La magistrada Luz Dary Rivera Goyeneche, de la Sala Laboral del Tribunal Superior del Distrito Judicial de Santa Marta, manifestó que dicha Sala, tuvo conocimiento del recurso de apelación formulado por el apoderado de la parte actora contra el auto del 27 de julio de 2017, a través del cual el Juzgado, declaró probada la excepción de cosa juzgada, dentro del proceso que adelantó el señor Rafael Emilio Suarez Bustamante, contra Colpensiones, y que mediante proveído del 4 de diciembre de 2018, lo modificó, en el sentido de declarar probada la excepción de cosa juzgada, pero respecto de las pretensiones 3 y 4 de la demanda, y no probada en cuanto a las demás. Que mediante auto del 20 de febrero de 2019, rechazó el recurso de reposición formulado contra el 4 de diciembre de 2018, « pues al ser la providencia recurrida un auto de sala, contra él no procede recurso.

Además de que fue interpuesto de forma espontáneo. Adjuntó, el audio contentivo del proveído cuestionado. CONSIDERACIONES De acuerdo con el artículo 86 de la Constitución Política y a los decretos que reglamentaron su ejercicio, la acción de tutela fue establecida para reclamar, mediante un procedimiento de trámite preferente y sumario, la protección inmediata de los derechos constitucionales fundamentales, cuando quiera que éstos resulten lesionados o amenazados por la acción o la omisión de cualquier autoridad pública o de los particulares en los casos expresamente previstos por la ley, siempre y cuando no exista otro medio de defensa judicial, a no ser que se use como mecanismo transitorio para evitar un perjuicio irremediable.

Quiso así el constituyente, garantizar a los ciudadanos el amparo de sus derechos básicos, permitiéndoles acudir ante la judicatura, en procura de una orden, que luego de un trámite ágil y sumario, impida o suspenda el acto de lesión o amenaza. Para resolver la presente acción constitucional, debe tenerse en cuenta que, el artículo 29 de la Constitución Política, garantiza a los ciudadanos el respeto de las formalidades procesales, la aplicación efectiva de la norma positiva y como consecuencia de ello, la correcta administración de la justicia. Dicho postulado constitucional persigue, fundamentalmente, que las personas estén protegidas contra eventuales abusos y desviaciones de las autoridades judiciales, dado que, cada trámite está sujeto a lo que la norma constitucional define como las «formas propias de cada juicio».

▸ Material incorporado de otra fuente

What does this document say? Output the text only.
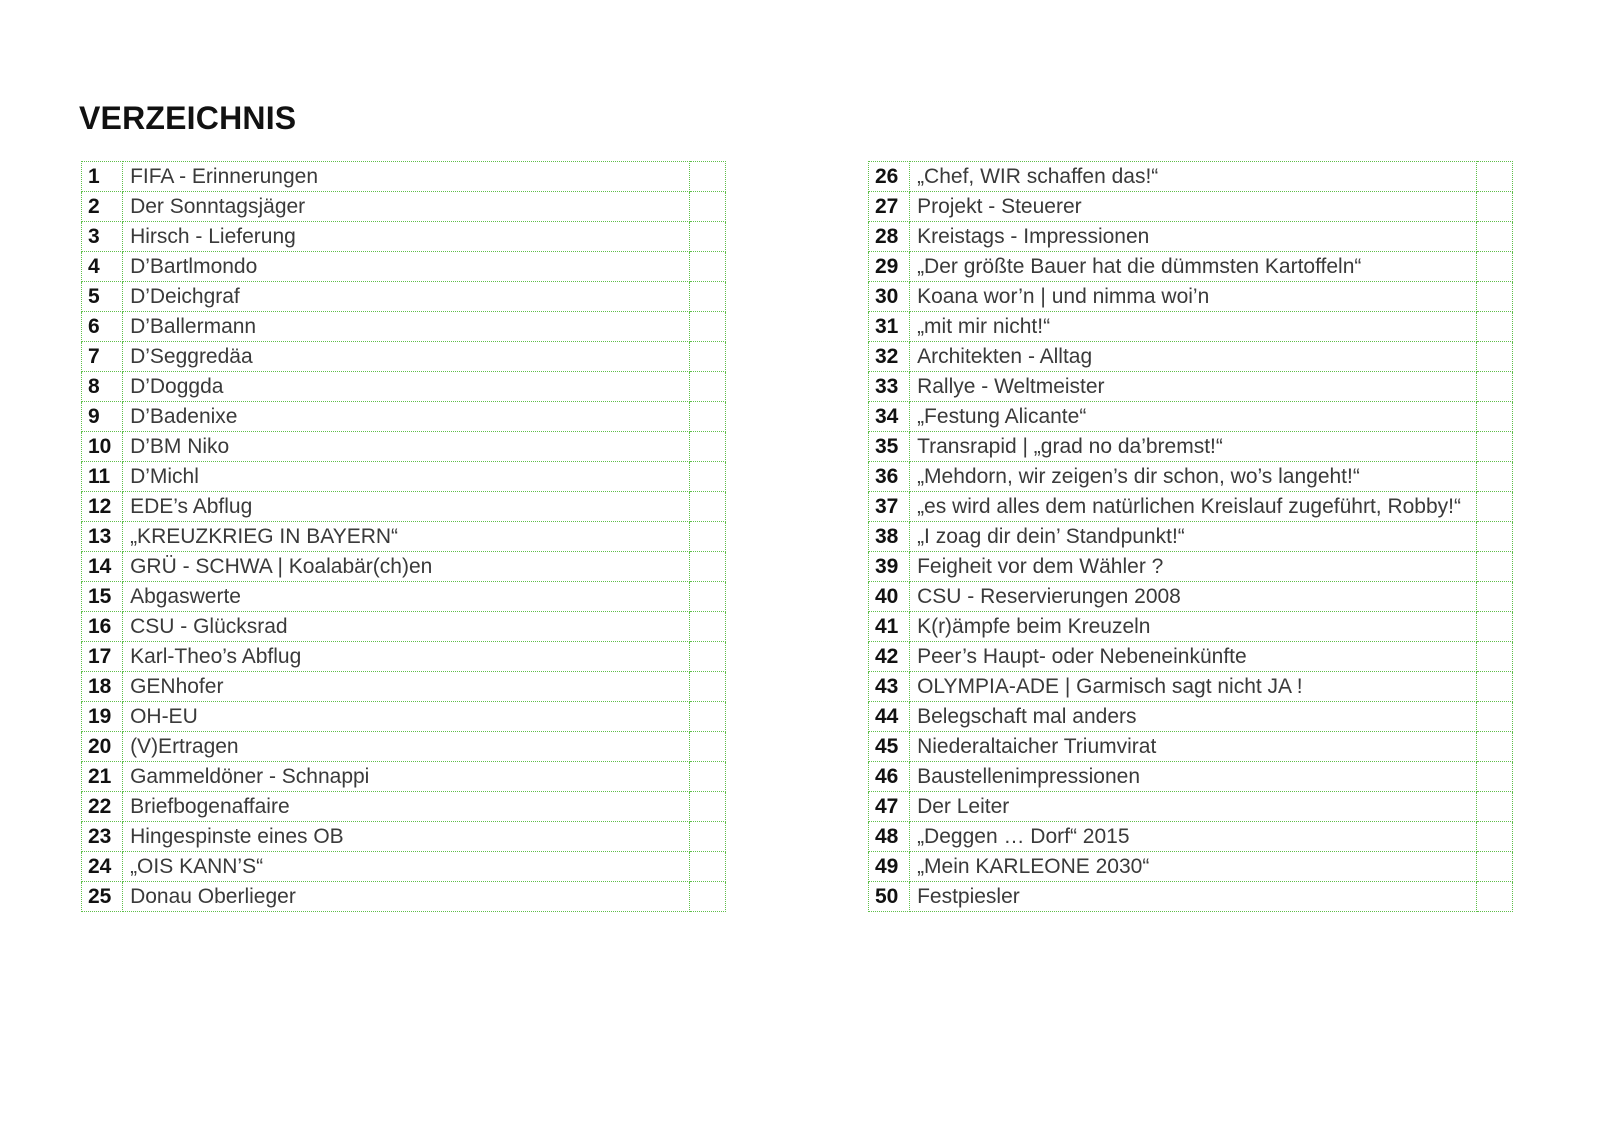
VERZEICHNIS
1	FIFA - Erinnerungen	
2	Der Sonntagsjäger	
3	Hirsch - Lieferung	
4	D’Bartlmondo	
5	D’Deichgraf	
6	D’Ballermann	
7	D’Seggredäa	
8	D’Doggda	
9	D’Badenixe	
10	D’BM Niko	
11	D’Michl	
12	EDE’s Abflug	
13	„KREUZKRIEG IN BAYERN“	
14	GRÜ - SCHWA | Koalabär(ch)en	
15	Abgaswerte	
16	CSU - Glücksrad	
17	Karl-Theo’s Abflug	
18	GENhofer	
19	OH-EU	
20	(V)Ertragen	
21	Gammeldöner - Schnappi	
22	Briefbogenaffaire	
23	Hingespinste eines OB	
24	„OIS KANN’S“	
25	Donau Oberlieger	
26	„Chef, WIR schaffen das!“	
27	Projekt - Steuerer	
28	Kreistags - Impressionen	
29	„Der größte Bauer hat die dümmsten Kartoffeln“	
30	Koana wor’n | und nimma woi’n	
31	„mit mir nicht!“	
32	Architekten - Alltag	
33	Rallye - Weltmeister	
34	„Festung Alicante“	
35	Transrapid | „grad no da’bremst!“	
36	„Mehdorn, wir zeigen’s dir schon, wo’s langeht!“	
37	„es wird alles dem natürlichen Kreislauf zugeführt, Robby!“	
38	„I zoag dir dein’ Standpunkt!“	
39	Feigheit vor dem Wähler ?	
40	CSU - Reservierungen 2008	
41	K(r)ämpfe beim Kreuzeln	
42	Peer’s Haupt- oder Nebeneinkünfte	
43	OLYMPIA-ADE | Garmisch sagt nicht JA !	
44	Belegschaft mal anders	
45	Niederaltaicher Triumvirat	
46	Baustellenimpressionen	
47	Der Leiter	
48	„Deggen … Dorf“ 2015	
49	„Mein KARLEONE 2030“	
50	Festpiesler	
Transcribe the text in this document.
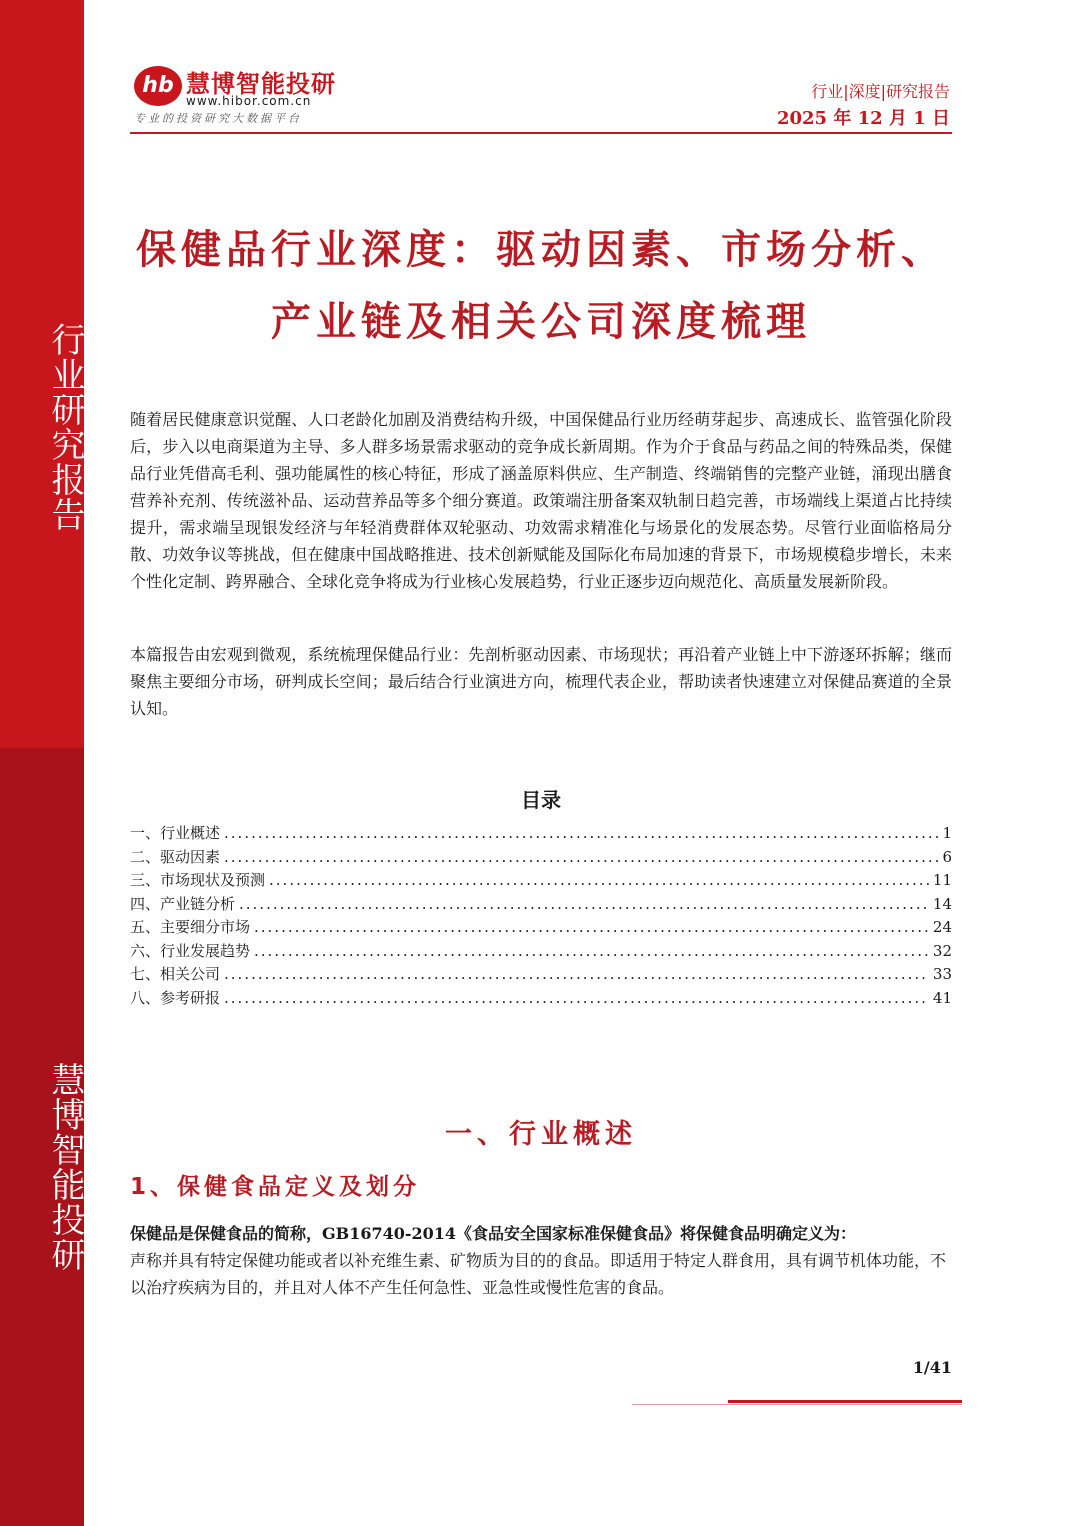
行业研究报告
慧博智能投研
hb 慧博智能投研
www.hibor.com.cn
专业的投资研究大数据平台
行业|深度|研究报告
2025 年 12 月 1 日
保健品行业深度：驱动因素、市场分析、产业链及相关公司深度梳理
随着居民健康意识觉醒、人口老龄化加剧及消费结构升级，中国保健品行业历经萌芽起步、高速成长、监管强化阶段后，步入以电商渠道为主导、多人群多场景需求驱动的竞争成长新周期。作为介于食品与药品之间的特殊品类，保健品行业凭借高毛利、强功能属性的核心特征，形成了涵盖原料供应、生产制造、终端销售的完整产业链，涌现出膳食营养补充剂、传统滋补品、运动营养品等多个细分赛道。政策端注册备案双轨制日趋完善，市场端线上渠道占比持续提升，需求端呈现银发经济与年轻消费群体双轮驱动、功效需求精准化与场景化的发展态势。尽管行业面临格局分散、功效争议等挑战，但在健康中国战略推进、技术创新赋能及国际化布局加速的背景下，市场规模稳步增长，未来个性化定制、跨界融合、全球化竞争将成为行业核心发展趋势，行业正逐步迈向规范化、高质量发展新阶段。
本篇报告由宏观到微观，系统梳理保健品行业：先剖析驱动因素、市场现状；再沿着产业链上中下游逐环拆解；继而聚焦主要细分市场，研判成长空间；最后结合行业演进方向，梳理代表企业，帮助读者快速建立对保健品赛道的全景认知。
目录
一、行业概述 .....	1
二、驱动因素 .....	6
三、市场现状及预测 .....	11
四、产业链分析 .....	14
五、主要细分市场 .....	24
六、行业发展趋势 .....	32
七、相关公司 .....	33
八、参考研报 .....	41
一、行业概述
1、保健食品定义及划分
保健品是保健食品的简称，GB16740-2014《食品安全国家标准保健食品》将保健食品明确定义为：
声称并具有特定保健功能或者以补充维生素、矿物质为目的的食品。即适用于特定人群食用，具有调节机体功能，不以治疗疾病为目的，并且对人体不产生任何急性、亚急性或慢性危害的食品。
1/41
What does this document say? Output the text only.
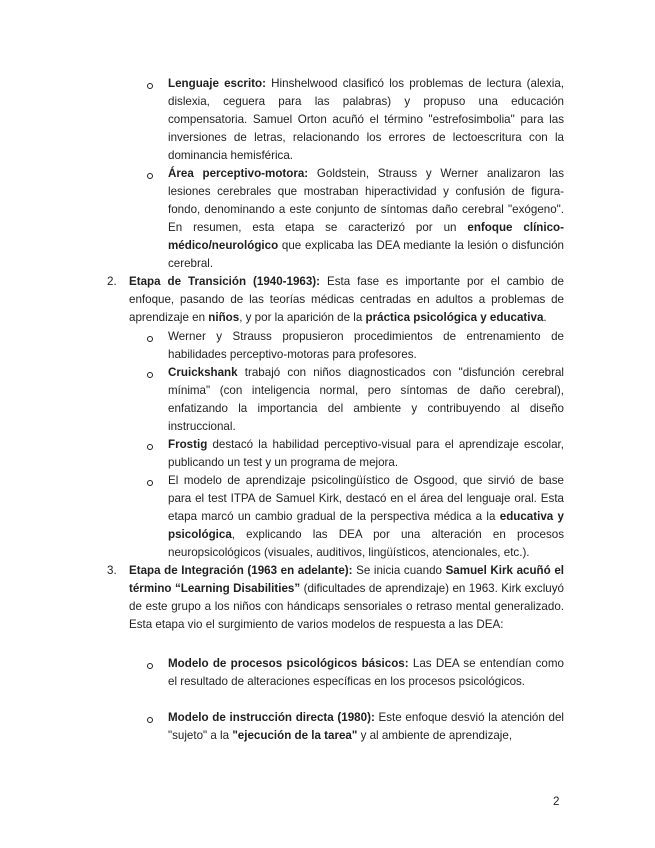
Lenguaje escrito: Hinshelwood clasificó los problemas de lectura (alexia, dislexia, ceguera para las palabras) y propuso una educación compensatoria. Samuel Orton acuñó el término "estrefosimbolia" para las inversiones de letras, relacionando los errores de lectoescritura con la dominancia hemisférica.

Área perceptivo-motora: Goldstein, Strauss y Werner analizaron las lesiones cerebrales que mostraban hiperactividad y confusión de figura-fondo, denominando a este conjunto de síntomas daño cerebral "exógeno". En resumen, esta etapa se caracterizó por un enfoque clínico-médico/neurológico que explicaba las DEA mediante la lesión o disfunción cerebral.

2.	Etapa de Transición (1940-1963): Esta fase es importante por el cambio de enfoque, pasando de las teorías médicas centradas en adultos a problemas de aprendizaje en niños, y por la aparición de la práctica psicológica y educativa.

Werner y Strauss propusieron procedimientos de entrenamiento de habilidades perceptivo-motoras para profesores.

Cruickshank trabajó con niños diagnosticados con "disfunción cerebral mínima" (con inteligencia normal, pero síntomas de daño cerebral), enfatizando la importancia del ambiente y contribuyendo al diseño instruccional.

Frostig destacó la habilidad perceptivo-visual para el aprendizaje escolar, publicando un test y un programa de mejora.

El modelo de aprendizaje psicolingüístico de Osgood, que sirvió de base para el test ITPA de Samuel Kirk, destacó en el área del lenguaje oral. Esta etapa marcó un cambio gradual de la perspectiva médica a la educativa y psicológica, explicando las DEA por una alteración en procesos neuropsicológicos (visuales, auditivos, lingüísticos, atencionales, etc.).

3.	Etapa de Integración (1963 en adelante): Se inicia cuando Samuel Kirk acuñó el término “Learning Disabilities” (dificultades de aprendizaje) en 1963. Kirk excluyó de este grupo a los niños con hándicaps sensoriales o retraso mental generalizado. Esta etapa vio el surgimiento de varios modelos de respuesta a las DEA:

Modelo de procesos psicológicos básicos: Las DEA se entendían como el resultado de alteraciones específicas en los procesos psicológicos.

Modelo de instrucción directa (1980): Este enfoque desvió la atención del "sujeto" a la "ejecución de la tarea" y al ambiente de aprendizaje,

2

En ese orden de ideas, el procedimiento se constituye en la forma mediante la cual los individuos interactúan con el Estado, al someter sus diferencias, y por ello mismo se requiere de su estricto cumplimiento, con el objeto de no desquiciar el ordenamiento jurídico. En el asunto bajo examen, pretende el promotor del amparo, que se deje sin efecto el proveído del juzgado de 27 de julio de 2017, que « DECLARA PROBADA LA EXCEPCIÓN PREVIA DE COSA JUZGADA», y el del tribunal del 4 de diciembre de 2018, que modificó el anterior, para en su lugar, declarar únicamente probada la excepción de cosa juzgada, respecto de las pretensiones 3 y 4 de la demanda.

En ese orden, al escuchar el audio del proveído de 04 de diciembre de 2018, que reposa a folio 28, se tiene por esta Sala que los siguientes, fueron los razonamientos del tribunal: En primer lugar, estableció el problema jurídico a determinar « si en el presente caso operó o no la cosa juzgada, en virtud de la sentencia proferida en proceso anterior, surtida en el Juzgado Quinto Laboral del Circuito de Santa Marta adelantrado por el señor Rafael Emilio Suarez “Martínez” (sic) contra Colpensiones».

Seguidamente, analizó las pretensiones de la demanda del proceso pretérito promovido por el ahora accionante contra Colpensiones, del que infirió que en aquella oportunidad, solicitó que se ordenara indexar la primera mesada de la pensión de vejez otorgada en vida a la señora Marcelina Granados Sánchez y sustituida a su compañero permanente el señor Rafael Emilio Suarez Bustamante, y el reajuste de todas la mesadas de la pensión de vejez desde que cumplió los requisitos hasta de pago de su obligación, indexación, intereses moratorios, costas y agencias en derecho», las que al cotejar con lo prendido en el proceso ahora cuestionado, entre otras, a « que se calcule el valor de la primera mesada de la pensión de vejez causada en 1992, porque se solicitó el derecho el 11 de julio 94: conceder el pago del retroactivo de todas las mesadas de pensión de vejez desde que cumplió el derecho hasta la fecha de pago, la indexación de todas las cantidades insolutas e intereses moratorios», infirió la configuración de la cosa juzgada respecto de tales pretensiones, y fue lo que lo condujeron a modificar la determinación del a quo, para en su lugar, declarar únicamente probada la excepción de cosa juzgada, respecto de la pretensiones tres y cuatro de la demanda, esto es, lo concerniente a indexar la primera mesada de la pensión de vejez, y en virtud de este, el reajuste de todas las mesadas de la pensión de vejez desde que cumplió los requisitos de ley«, Los anteriores fundamentos consultan las reglas mínimas de razonabilidad jurídica para la definición de la controversia sometida a su escrutinio y se encuentran fundadas en análisis del acervo probatorio allegado al proceso, de los que si bien puede discrepar el actor, no por ello configura la vulneración de derechos fundamentales invocados.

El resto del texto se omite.